Remind me why we are taught to not play with our food? My quality time with the food in this picture got me thinking about mindful eating.
Have you ever opened a bag of chips and 5 minutes later found yourself looking around wondering who ate the whole bag, just to realize that it was you? It’s like driving on a familiar route and arrive 20 minutes later but you aren’t quite sure how you got there. It’s likely you were off in the vast wonderland of your mind…on the phone…or jamming too hard to that J. Beiber song on the radio. It doesn’t take much to drift away from the present.
We are use to living in the hustle and bustle of our society and are accustomed to quick and easy. It’s even trickled into our relationship with food. Eating has become a new “quickie.” Forget planning, foreplay, a cuddle session-“no thank you”, “let’s just check it off the list”, “1-2-3 done.” This leaves us feeling disconnected, and even at war with food. So let’s slow down, put in some effort, and reconnect with food.
Here are some simple ways that I’ve found helpful in supporting mindful eating:
- Sitting at the table to eat. After a long day, the couch and Netflix calls, but they can wait until after dinner. I use to stand and eat my breakfast as I rushed around the house, or ate the rest of my breakfast in the car. I slowly shifted to going to bed 20 minutes earlier to wake up 20 minutes earlier to prevent eating on the go.
- Scooping instead of shoveling. We’re not digging for treasure at the bottom of the bowl. Remember to pause and breathe between some bites. We often get through a meal without even putting our utensils down once. This will also help eliminate the frustration of spending 30-40 minutes to cook a meal and only 3 minutes of eating it.

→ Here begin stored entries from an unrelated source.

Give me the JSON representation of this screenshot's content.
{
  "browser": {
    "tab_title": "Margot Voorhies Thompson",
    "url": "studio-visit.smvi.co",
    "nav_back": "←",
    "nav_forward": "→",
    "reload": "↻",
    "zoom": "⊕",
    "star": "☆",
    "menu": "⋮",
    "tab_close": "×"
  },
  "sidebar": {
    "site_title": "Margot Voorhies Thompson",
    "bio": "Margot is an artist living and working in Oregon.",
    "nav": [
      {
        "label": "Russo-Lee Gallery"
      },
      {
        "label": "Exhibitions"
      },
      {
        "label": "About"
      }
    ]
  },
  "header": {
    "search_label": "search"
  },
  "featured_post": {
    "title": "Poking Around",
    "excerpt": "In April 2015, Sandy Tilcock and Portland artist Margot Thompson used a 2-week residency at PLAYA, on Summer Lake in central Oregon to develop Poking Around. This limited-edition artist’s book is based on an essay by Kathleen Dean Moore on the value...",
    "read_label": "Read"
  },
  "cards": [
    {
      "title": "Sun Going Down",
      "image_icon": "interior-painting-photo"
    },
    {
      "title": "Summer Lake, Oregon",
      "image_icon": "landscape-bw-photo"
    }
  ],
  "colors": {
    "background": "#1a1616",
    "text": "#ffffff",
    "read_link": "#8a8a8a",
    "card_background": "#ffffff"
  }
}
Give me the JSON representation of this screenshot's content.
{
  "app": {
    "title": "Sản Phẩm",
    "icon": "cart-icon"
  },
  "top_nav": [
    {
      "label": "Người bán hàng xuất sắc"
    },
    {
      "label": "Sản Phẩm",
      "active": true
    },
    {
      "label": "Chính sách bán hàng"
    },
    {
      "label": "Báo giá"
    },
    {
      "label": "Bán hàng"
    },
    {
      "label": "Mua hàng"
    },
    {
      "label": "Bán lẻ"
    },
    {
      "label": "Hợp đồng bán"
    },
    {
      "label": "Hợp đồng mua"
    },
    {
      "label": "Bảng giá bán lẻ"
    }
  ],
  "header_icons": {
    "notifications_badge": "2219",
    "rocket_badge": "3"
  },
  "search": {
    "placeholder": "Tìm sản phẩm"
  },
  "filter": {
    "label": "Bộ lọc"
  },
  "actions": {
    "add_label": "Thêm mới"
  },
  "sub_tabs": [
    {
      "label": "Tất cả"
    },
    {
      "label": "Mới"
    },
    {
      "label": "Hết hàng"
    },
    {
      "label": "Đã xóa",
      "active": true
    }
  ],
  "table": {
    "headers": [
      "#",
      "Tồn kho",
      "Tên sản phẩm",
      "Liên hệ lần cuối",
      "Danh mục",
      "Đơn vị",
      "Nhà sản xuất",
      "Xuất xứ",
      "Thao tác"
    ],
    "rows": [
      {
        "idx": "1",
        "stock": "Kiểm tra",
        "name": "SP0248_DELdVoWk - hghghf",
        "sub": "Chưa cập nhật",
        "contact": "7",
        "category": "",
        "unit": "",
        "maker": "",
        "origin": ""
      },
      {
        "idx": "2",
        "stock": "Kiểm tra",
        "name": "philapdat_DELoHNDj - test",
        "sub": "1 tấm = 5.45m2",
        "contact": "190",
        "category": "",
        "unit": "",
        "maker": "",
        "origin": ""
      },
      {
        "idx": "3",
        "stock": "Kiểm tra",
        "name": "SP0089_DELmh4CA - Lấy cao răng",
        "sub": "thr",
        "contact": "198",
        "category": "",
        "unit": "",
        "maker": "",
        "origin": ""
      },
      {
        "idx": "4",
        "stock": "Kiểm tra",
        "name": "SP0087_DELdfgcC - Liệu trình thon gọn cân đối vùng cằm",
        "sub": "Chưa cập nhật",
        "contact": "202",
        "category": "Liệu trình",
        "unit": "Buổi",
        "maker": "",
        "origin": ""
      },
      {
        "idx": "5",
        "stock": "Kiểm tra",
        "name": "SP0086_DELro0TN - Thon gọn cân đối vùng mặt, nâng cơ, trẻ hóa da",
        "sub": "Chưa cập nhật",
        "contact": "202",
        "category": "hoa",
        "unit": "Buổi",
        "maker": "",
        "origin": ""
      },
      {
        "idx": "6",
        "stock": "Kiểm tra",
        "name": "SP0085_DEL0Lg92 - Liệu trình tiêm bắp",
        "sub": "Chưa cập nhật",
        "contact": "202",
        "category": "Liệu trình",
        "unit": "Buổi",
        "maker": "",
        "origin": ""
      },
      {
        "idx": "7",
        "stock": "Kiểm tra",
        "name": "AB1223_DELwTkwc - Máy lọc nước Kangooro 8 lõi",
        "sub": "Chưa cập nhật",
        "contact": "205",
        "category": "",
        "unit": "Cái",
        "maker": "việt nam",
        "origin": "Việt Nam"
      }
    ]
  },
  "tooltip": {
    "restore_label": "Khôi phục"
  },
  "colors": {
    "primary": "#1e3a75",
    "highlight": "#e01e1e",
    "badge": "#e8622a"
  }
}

- Not to to sound like your Mother, but she was right, chew your food. This will help with the pacing, and your stomach will appreciate the digestive support. Try counting to 20 while you chew. If this feels like FOREVER and your jaw feels like it’s getting a work out, chances aren’t chewing your food enough. If chewing each bite for 20 seconds feels like you’re trying to run a marathon without any training, aim for 10 seconds instead.
- Turn off electronics and put down the book. Eliminating all distractions so that you can focus on eating and being in the now. I find this one to be most challenging, especially if I’m eating by myself.
- Cook! I love cooking, but honestly when I’m physically and mentally exhausted at the end of a work day it feels more like a chore. Working on balancing your week to allow some time to enjoy cooking can be really helpful. You start to have a better appreciation for food and what goes into making a meal. While cooking consider the process that the food went through before you even started cooking; planting the seed, farming, even the grocery store you purchase it from. This is a good time to start being aware and acknowledging every step and the energy that it takes to provide you with your life fuel–FOOD.
- Be mindful about how you feel before, during, and after eating. This may help you identify any emotional eating, or how a particular food is interacting with your body. Our body has an amazing way of communicating with us, we just have stop and listen carefully.
As with any new practice, it takes time and some realism to implement. I think it’s important to meet yourself where you are. Pick even one strategy that you want to work on first, maybe you decide to wake up 20 minutes earlier to eat your breakfast at the table instead of the car. Maybe you just try it once a week at first. It will become habit, and you may find yourself motivated by the enjoyment of your new trend. ALWAYS do it with love, no down talking if you feel you aren’t doing enough or doing it right. Small steps develop into big changes.
It’s amazing what you can see when you slow down, and become present. Pay attention and find the joy in your food.